A good politician, therefore, must seek compromise, she needs to adjust her positions in ways unforeseen by her supporters and herself; she must learn from the complicated game the political active play with one another to gain as much influence for their partisan demands as is compatible with a society that keeps totalitarianism at bay.

Another dilemma in which a politician finds herself caught up all the time is brought about by the need for firmness of creed and clarity of message; to ensure these, she will effectively have to engage in a lot of popular dogmatism. In order to attract attention and support, she will tend to be forced to make statements that appear stronger in the pulpit than they turn out once thrown into the cauldron of practical political manoeuvring and compromise.

To cut a long story short: we need people, we urgently need people to engage themselves in this kind of balancing of shifting commitments. Even the best among the politicians are likely to end up acting and talking inconsistently, and certainly they will appear to some as untruthful and dishonest. This is how the politician arrives at his dubious reputation.

The best we can expect of a politician is that her shifting and manoeuvring result in a net benefit to the community, and that her transgressions do not promote a turn of the overall political system toward the destruction of law and decency, as is the case with a totalitarian order.  

To keep politics lawful and decent, we need a strong competitive element, strong oppositional forces, and the ever present, effectual threat of regime change.

If the best private institutions cannot be expected to be perfect, if a marriage or a friendship is bound to have us behave in ways we have grounds to regret, what do we expect of an institution whose purpose is to engage us as opponents?
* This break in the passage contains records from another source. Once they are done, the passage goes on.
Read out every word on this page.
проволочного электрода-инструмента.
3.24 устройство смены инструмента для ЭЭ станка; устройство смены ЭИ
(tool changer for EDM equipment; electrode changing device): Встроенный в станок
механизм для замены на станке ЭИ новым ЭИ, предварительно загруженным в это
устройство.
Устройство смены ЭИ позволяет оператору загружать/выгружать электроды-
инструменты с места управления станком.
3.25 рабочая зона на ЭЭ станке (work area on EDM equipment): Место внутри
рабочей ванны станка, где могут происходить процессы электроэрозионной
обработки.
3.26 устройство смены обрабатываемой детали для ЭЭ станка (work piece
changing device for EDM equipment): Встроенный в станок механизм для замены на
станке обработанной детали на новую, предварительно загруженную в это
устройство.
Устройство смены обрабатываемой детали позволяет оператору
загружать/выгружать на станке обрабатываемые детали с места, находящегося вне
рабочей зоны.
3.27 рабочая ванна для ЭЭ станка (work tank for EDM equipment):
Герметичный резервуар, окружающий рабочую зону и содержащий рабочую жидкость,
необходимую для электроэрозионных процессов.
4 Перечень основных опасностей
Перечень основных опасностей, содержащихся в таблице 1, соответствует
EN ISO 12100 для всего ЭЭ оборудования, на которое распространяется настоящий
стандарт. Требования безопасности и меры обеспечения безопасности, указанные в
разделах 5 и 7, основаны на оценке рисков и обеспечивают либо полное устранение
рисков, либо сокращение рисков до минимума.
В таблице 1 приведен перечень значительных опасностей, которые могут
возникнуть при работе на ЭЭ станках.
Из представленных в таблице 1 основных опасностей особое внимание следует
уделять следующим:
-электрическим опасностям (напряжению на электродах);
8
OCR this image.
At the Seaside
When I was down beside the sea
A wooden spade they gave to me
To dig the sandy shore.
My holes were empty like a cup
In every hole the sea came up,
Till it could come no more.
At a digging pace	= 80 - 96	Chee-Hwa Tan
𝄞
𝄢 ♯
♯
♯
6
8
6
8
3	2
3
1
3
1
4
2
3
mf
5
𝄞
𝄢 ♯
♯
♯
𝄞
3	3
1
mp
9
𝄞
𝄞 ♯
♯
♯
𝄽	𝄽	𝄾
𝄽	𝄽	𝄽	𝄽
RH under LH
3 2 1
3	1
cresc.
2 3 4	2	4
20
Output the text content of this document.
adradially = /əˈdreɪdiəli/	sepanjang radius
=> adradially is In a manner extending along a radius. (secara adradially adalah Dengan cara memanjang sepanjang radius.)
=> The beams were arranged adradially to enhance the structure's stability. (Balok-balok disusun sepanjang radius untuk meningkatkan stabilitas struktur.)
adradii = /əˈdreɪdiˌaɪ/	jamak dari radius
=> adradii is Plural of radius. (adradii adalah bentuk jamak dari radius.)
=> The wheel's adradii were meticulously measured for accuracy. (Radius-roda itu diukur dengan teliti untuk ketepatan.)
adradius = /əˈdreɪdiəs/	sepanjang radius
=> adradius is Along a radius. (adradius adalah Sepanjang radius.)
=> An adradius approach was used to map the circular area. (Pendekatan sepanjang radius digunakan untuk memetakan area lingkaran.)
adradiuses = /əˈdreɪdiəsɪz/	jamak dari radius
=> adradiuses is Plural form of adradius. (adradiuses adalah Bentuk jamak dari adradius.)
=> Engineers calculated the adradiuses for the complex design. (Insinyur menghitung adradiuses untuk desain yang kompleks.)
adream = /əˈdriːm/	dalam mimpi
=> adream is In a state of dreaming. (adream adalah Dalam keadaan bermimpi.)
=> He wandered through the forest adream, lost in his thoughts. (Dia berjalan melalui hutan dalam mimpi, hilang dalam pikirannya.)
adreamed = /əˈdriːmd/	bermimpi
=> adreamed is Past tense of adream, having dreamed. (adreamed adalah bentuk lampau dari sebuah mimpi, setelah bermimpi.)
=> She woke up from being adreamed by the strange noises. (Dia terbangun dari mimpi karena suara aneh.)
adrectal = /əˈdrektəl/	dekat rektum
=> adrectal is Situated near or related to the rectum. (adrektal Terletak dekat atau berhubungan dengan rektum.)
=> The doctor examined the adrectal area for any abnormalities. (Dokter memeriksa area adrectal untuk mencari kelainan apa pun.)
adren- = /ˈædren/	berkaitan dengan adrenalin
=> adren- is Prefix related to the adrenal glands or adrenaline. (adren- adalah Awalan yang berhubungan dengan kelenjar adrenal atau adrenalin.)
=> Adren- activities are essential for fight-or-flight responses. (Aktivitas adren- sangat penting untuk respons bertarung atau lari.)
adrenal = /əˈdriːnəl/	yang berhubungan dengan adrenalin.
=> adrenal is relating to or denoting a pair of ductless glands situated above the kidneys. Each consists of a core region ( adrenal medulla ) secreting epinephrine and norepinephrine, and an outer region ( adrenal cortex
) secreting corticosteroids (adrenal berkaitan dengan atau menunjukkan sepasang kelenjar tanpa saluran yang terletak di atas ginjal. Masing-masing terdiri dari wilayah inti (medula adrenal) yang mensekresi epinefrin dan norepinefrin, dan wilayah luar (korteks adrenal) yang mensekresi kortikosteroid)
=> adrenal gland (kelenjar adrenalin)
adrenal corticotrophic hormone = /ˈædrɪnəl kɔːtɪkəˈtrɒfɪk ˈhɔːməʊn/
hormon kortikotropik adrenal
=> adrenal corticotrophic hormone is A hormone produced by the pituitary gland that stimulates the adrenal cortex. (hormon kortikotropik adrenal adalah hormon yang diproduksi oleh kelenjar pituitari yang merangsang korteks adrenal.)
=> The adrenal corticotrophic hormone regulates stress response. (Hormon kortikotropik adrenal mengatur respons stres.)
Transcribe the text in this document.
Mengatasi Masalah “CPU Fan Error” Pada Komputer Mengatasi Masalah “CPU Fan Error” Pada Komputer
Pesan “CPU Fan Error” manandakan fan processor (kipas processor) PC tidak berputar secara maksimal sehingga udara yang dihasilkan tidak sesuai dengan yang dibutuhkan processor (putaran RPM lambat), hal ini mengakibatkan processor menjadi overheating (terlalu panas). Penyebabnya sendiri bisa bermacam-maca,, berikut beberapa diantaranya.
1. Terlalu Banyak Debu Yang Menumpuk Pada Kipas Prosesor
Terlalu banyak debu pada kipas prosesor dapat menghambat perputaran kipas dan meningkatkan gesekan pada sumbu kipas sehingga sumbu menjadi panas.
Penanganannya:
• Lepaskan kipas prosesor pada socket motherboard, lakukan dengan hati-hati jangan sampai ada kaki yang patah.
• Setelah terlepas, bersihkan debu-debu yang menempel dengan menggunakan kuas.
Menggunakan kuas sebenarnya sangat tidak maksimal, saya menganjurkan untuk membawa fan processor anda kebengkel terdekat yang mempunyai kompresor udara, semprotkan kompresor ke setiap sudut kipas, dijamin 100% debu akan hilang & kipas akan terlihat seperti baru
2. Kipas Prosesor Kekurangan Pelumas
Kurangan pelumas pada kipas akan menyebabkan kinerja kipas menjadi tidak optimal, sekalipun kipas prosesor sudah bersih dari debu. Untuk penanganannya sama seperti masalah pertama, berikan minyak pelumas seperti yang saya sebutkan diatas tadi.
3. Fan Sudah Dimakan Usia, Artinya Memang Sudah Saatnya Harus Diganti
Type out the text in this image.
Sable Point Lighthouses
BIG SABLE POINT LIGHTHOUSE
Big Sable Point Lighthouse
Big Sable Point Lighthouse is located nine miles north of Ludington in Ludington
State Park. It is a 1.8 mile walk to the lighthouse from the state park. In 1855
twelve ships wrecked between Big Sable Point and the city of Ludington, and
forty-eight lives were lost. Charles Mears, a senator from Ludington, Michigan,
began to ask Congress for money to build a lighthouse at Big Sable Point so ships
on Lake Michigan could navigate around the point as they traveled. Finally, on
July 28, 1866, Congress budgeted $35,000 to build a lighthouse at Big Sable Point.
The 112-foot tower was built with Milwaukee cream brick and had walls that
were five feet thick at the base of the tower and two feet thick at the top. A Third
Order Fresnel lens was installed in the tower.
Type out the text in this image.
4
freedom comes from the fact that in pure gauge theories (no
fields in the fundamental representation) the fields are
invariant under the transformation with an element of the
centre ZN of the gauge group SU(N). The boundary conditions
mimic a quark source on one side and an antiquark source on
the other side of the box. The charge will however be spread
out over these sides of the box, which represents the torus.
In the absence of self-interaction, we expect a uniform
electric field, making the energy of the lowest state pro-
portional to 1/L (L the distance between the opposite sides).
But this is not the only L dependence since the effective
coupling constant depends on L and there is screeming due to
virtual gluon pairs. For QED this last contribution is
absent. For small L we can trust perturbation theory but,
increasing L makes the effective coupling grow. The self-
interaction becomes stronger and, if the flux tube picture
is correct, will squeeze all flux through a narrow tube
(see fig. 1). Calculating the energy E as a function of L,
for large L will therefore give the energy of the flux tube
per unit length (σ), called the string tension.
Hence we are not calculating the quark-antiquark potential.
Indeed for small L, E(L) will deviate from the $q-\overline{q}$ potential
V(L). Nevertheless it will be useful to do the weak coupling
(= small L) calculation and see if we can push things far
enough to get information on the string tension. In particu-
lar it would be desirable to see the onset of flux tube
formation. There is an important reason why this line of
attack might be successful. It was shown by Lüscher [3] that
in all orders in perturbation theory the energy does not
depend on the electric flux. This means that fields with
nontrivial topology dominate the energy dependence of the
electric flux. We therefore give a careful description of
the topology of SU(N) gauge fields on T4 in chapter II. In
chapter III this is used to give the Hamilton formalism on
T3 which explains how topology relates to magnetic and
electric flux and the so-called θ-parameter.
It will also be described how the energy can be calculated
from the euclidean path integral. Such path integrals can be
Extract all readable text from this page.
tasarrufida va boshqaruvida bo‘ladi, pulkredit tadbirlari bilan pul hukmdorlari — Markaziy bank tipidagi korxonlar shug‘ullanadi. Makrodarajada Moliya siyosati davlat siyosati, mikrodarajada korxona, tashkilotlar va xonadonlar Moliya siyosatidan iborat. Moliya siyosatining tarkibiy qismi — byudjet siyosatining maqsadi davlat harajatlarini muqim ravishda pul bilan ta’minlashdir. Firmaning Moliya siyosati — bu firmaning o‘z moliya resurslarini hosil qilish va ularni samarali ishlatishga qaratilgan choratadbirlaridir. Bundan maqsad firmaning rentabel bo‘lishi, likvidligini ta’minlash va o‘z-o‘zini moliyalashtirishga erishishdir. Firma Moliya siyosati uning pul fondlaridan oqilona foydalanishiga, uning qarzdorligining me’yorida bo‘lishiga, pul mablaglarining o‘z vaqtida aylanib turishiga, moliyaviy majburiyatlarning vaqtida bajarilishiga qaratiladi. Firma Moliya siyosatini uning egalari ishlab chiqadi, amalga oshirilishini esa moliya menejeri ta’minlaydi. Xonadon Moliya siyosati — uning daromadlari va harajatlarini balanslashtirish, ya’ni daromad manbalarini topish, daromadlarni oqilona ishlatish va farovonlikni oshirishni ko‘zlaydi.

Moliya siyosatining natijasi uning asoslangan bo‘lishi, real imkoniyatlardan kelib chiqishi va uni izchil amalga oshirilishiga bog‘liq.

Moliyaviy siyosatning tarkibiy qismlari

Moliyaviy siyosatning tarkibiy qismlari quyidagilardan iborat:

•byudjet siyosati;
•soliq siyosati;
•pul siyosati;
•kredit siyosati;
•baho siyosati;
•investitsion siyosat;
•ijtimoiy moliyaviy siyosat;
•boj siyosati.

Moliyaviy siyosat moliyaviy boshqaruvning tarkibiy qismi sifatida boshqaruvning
Contrary to what the (classical) liberal seems to assume, there is no automatism such as "the market", or any other substitute, capable of rendering superfluous the open competition of interests, aims, and values that is carried out in the political realm of a free society.

The interaction of human interests — whether in a marriage, a friendship or in a broader societal context — cannot be reproduced by a clockwork that we wind up to stare at and wonder what happens as the mechanism runs its course. The interaction of human interests is a highly indeterminate business.
 
If we are to remain free, we are dependent on politics, and should be grateful to those who venture into it at the risk of losing their integrity or peace of mind or both. And gratefulness is usefully expressed by an honest effort to comprehend the constraints that put a politician at a high risk to fail morally in larger or smaller ways.